Could it be possible that it was gall to him to look upon her in her
beauty and her promise: thinking of his infant boy!

Florence had no such thoughts. But love is quick to know when it is
spurned and hopeless: and hope died out of hers, as she stood looking
in her father's face.

'I ask you, Florence, are you frightened? Is there anything the
matter, that you come here?'

'I came, Papa - '

'Against my wishes. Why?'

She saw he knew why: it was written broadly on his face: and
dropped her head upon her hands with one prolonged low cry.

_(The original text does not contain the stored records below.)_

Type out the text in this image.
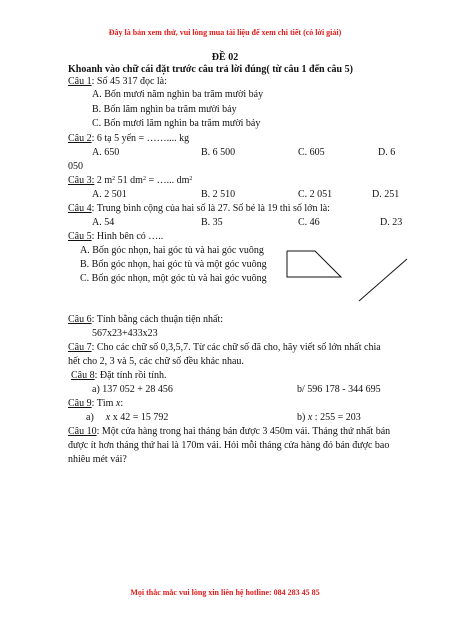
Đây là bản xem thử, vui lòng mua tài liệu để xem chi tiết (có lời giải)
ĐỀ 02
Khoanh vào chữ cái đặt trước câu trả lời đúng( từ câu 1 đến câu 5)
Câu 1: Số 45 317 đọc là:
A. Bốn mươi năm nghìn ba trăm mười bảy
B. Bốn lăm nghìn ba trăm mười bảy
C. Bốn mươi lăm nghìn ba trăm mười bảy
Câu 2: 6 tạ 5 yến = …….... kg
A. 650	B. 6 500	C. 605	D. 6
050
Câu 3: 2 $m^2$ 51 $dm^2$ = …... $dm^2$
A. 2 501	B. 2 510	C. 2 051	D. 251
Câu 4: Trung bình cộng của hai số là 27. Số bé là 19 thì số lớn là:
A. 54	B. 35	C. 46	D. 23
Câu 5: Hình bên có …..
A. Bốn góc nhọn, hai góc tù và hai góc vuông
B. Bốn góc nhọn, hai góc tù và một góc vuông
C. Bốn góc nhọn, một góc tù và hai góc vuông
Câu 6: Tính bằng cách thuận tiện nhất:
567x23+433x23
Câu 7: Cho các chữ số 0,3,5,7. Từ các chữ số đã cho, hãy viết số lớn nhất chia
hết cho 2, 3 và 5, các chữ số đều khác nhau.
Câu 8: Đặt tính rồi tính.
a) 137 052 + 28 456	b/ 596 178 - 344 695
Câu 9: Tìm x:
a) x x 42 = 15 792	b) x : 255 = 203
Câu 10: Một cửa hàng trong hai tháng bán được 3 450m vải. Tháng thứ nhất bán
được ít hơn tháng thứ hai là 170m vải. Hỏi mỗi tháng cửa hàng đó bán được bao
nhiêu mét vải?
Mọi thắc mắc vui lòng xin liên hệ hotline: 084 283 45 85
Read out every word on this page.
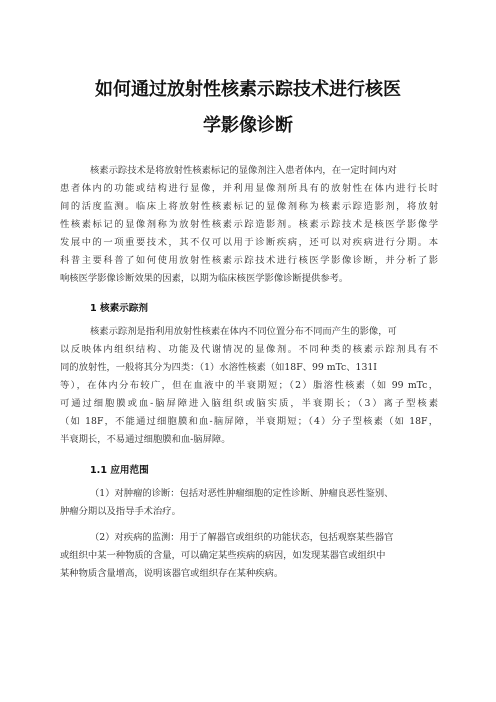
如何通过放射性核素示踪技术进行核医
学影像诊断
核素示踪技术是将放射性核素标记的显像剂注入患者体内，在一定时间内对
患者体内的功能或结构进行显像，并利用显像剂所具有的放射性在体内进行长时
间的活度监测。临床上将放射性核素标记的显像剂称为核素示踪造影剂，将放射
性核素标记的显像剂称为放射性核素示踪造影剂。核素示踪技术是核医学影像学
发展中的一项重要技术，其不仅可以用于诊断疾病，还可以对疾病进行分期。本
科普主要科普了如何使用放射性核素示踪技术进行核医学影像诊断，并分析了影
响核医学影像诊断效果的因素，以期为临床核医学影像诊断提供参考。
1 核素示踪剂
核素示踪剂是指利用放射性核素在体内不同位置分布不同而产生的影像，可
以反映体内组织结构、功能及代谢情况的显像剂。不同种类的核素示踪剂具有不
同的放射性，一般将其分为四类：（1）水溶性核素（如18F、99 mTc、131I
等），在体内分布较广，但在血液中的半衰期短；（2）脂溶性核素（如 99 mTc，
可通过细胞膜或血-脑屏障进入脑组织或脑实质，半衰期长；（3）离子型核素
（如 18F，不能通过细胞膜和血-脑屏障，半衰期短；（4）分子型核素（如 18F，
半衰期长，不易通过细胞膜和血-脑屏障。
1.1 应用范围
（1）对肿瘤的诊断：包括对恶性肿瘤细胞的定性诊断、肿瘤良恶性鉴别、
肿瘤分期以及指导手术治疗。
（2）对疾病的监测：用于了解器官或组织的功能状态，包括观察某些器官
或组织中某一种物质的含量，可以确定某些疾病的病因，如发现某器官或组织中
某种物质含量增高，说明该器官或组织存在某种疾病。
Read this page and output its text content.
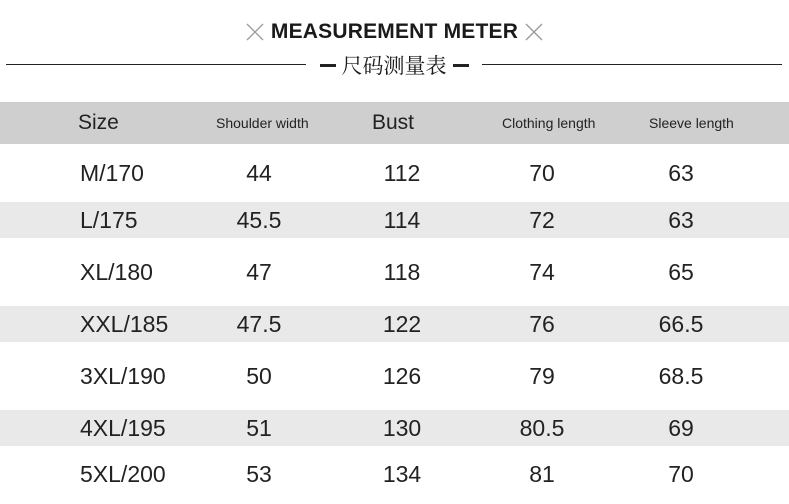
MEASUREMENT METER
尺码测量表
Size	Shoulder width	Bust	Clothing length	Sleeve length
M/170	44	112	70	63
L/175	45.5	114	72	63
XL/180	47	118	74	65
XXL/185	47.5	122	76	66.5
3XL/190	50	126	79	68.5
4XL/195	51	130	80.5	69
5XL/200	53	134	81	70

Let him remember it in that room, years to come. It has faded from
the air, before he breaks the silence. It may pass as quickly from his
brain, as he believes, but it is there. Let him remember it in that
room, years to come!

He took her by the arm. His hand was cold, and loose, and scarcely
closed upon her.

'You are tired, I daresay,' he said, taking up the light, and
leading her towards the door, 'and want rest. We all want rest. Go,
Florence. You have been dreaming.'

The dream she had had, was over then, God help her! and she felt
that it could never more come back

'I will remain here to light you up the stairs. The whole house is
yours above there,' said her father, slowly. 'You are its mistress
now. Good-night!'

Still covering her face, she sobbed, and answered 'Good-night, dear
Papa,' and silently ascended. Once she looked back as if she would
have returned to him, but for fear. It was a mommentary thought, too
hopeless to encourage; and her father stood there with the light -
hard, unresponsive, motionless - until the fluttering dress of his
fair child was lost in the darkness.

Let him remember it in that room, years to come. The rain that
falls upon the roof: the wind that mourns outside the door: may have
foreknowledge in their melancholy sound. Let him remember it in that
room, years to come!

The last time he had watched her, from the same place, winding up
those stairs, she had had her brother in her arms. It did not move his
heart towards her now, it steeled it: but he went into his room, and
locked his door, and sat down in his chair, and cried for his lost

Diogenes was broad awake upon his post, and waiting for his little

'Oh, Di! Oh, dear Di! Love me for his sake!'

Diogenes already loved her for her own, and didn't care how much he
showed it. So he made himself vastly ridiculous by performing a
variety of uncouth bounces in the ante-chamber, and concluded, when
poor Florence was at last asleep, and dreaming of the rosy children
opposite, by scratching open her bedroom door: rolling up his bed into
a pillow: lying down on the boards, at the full length of his tether,
with his head towards her: and looking lazily at her, upside down, out
of the tops of his eyes, until from winking and winking he fell asleep
himself, and dreamed, with gruff barks, of his enemy.